— Вот почему мы вынуждены были ждать четыре дня и пять ночей, прежде чем отправиться в путь. Этой дороги еще вчера не было, и завтра ее опять не станет. Так устроил Седон, чтобы не каждый мог побеспокоить его.
— А та прямая дорога, куда ведет она? — спросил Дар.
— Кто знает! — вздохнул старец. — Может, обратно в город, а то к царице. Дороги в наших краях своенравны, как горные ручьи весной. Никогда не знаешь, куда их повернут нужда или прихоть.
— Чья прихоть?
— Их создателей — магов, колдунов, чародеев. Когда-то их было много, все они слишком гордились своим искусством, чтобы посвящать в него обычных людей или хотя бы действовать им во благо. Бывало человек отправлялся на свадьбу юной племянницы, а попадал на похороны ее состарившегося сына, жившего совсем в другом городе. И все потому, что какой-то волшебник вздумал упорядочить зернышки в плодах инжира…
Дар мало что понял из сказанного старцем. Каждый его ответ порождал новые вопросы, иные мальчику трудно было выразить словами.
— А ты тоже волшебник? — спросил он.
— О нет, — ответил Тарг. — Этим искусством теперь мало кто владеет. Пожалуй, Седон да царица, и больше никто. Все в прошлом.
— Ты просто не хочешь признаться, — не поверил Дар. — Я же видел, как ты обманул стражника.
— Это простой фокус, — покачал тот головой. — Ему нетрудно научиться.
— Послушай, — сказал Дар, — я все думаю о всадниках, которые гонятся за нами. Они, наверное, уже поняли, что мы поехали не туда. Что если они угадают наш путь и поскачут нам наперерез через пустыню?
— О нет, — снова покачал головой Тарг, — они никогда не решатся на это ночью, даже такой лунной, как сейчас.
— Почему?
— Ночь — это время, когда Горбатая Змея выходит из Змеиной Реки. Но не спрашивай меня о ней в такой час. Да не доведется твоим очам увидеть ее!..
— Мне кажется, что уже довелось, — пробормотал Дар, но так тихо, что Тарг не расслышал. Голова старца склонилась на грудь, и он задремал, тихо посапывая. Дар решил не беспокоить его.
Он по-прежнему время от времени поглядывал назад.
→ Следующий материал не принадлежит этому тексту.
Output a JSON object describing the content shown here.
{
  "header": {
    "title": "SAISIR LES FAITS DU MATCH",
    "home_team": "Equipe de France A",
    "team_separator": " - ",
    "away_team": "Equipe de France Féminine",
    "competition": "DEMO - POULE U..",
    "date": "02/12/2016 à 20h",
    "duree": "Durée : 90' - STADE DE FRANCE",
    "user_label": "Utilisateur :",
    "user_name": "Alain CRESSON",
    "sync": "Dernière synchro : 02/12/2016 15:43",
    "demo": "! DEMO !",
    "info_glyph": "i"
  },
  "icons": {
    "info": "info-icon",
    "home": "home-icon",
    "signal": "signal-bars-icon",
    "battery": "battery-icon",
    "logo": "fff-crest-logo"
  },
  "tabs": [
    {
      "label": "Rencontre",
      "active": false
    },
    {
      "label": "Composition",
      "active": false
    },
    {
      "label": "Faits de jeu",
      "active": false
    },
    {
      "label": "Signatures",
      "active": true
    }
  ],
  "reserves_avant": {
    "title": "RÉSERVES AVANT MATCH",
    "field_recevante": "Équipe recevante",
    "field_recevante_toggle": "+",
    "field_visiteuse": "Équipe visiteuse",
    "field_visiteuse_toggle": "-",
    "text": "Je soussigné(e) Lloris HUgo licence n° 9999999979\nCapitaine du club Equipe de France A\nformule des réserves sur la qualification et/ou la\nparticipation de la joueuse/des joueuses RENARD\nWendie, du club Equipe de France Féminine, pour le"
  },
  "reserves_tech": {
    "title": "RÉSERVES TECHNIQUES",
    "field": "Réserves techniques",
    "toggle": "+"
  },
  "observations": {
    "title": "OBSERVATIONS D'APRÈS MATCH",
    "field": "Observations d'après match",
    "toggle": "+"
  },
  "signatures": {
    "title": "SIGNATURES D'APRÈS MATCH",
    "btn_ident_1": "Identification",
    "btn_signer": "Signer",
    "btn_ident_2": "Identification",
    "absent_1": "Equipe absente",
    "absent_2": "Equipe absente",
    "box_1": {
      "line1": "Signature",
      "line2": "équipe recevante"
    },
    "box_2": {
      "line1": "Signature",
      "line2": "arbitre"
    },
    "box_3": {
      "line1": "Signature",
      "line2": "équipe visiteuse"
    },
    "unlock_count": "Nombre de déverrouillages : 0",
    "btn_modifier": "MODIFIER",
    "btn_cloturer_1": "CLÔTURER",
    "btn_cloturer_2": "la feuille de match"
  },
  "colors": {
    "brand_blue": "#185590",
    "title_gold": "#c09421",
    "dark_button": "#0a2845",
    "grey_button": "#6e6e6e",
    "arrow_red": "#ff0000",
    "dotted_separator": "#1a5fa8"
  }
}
Признаков погони не наблюдалось, кони бежали по каменной дороге, которая тотчас рассыпалась за ними, но Пятнышко вдруг начал проявлять беспокойство и озираться. Дар заметил это и тоже стал посматривать по сторонам. Ему почудилось какое-то движение справа. Он вытащил из-за пазухи светящийся кристалл и направил руку в ту сторону. Совсем рядом на невзрачной пегой кобыле ехала девочка, которую он тотчас узнал. Она приветливо улыбнулась ему.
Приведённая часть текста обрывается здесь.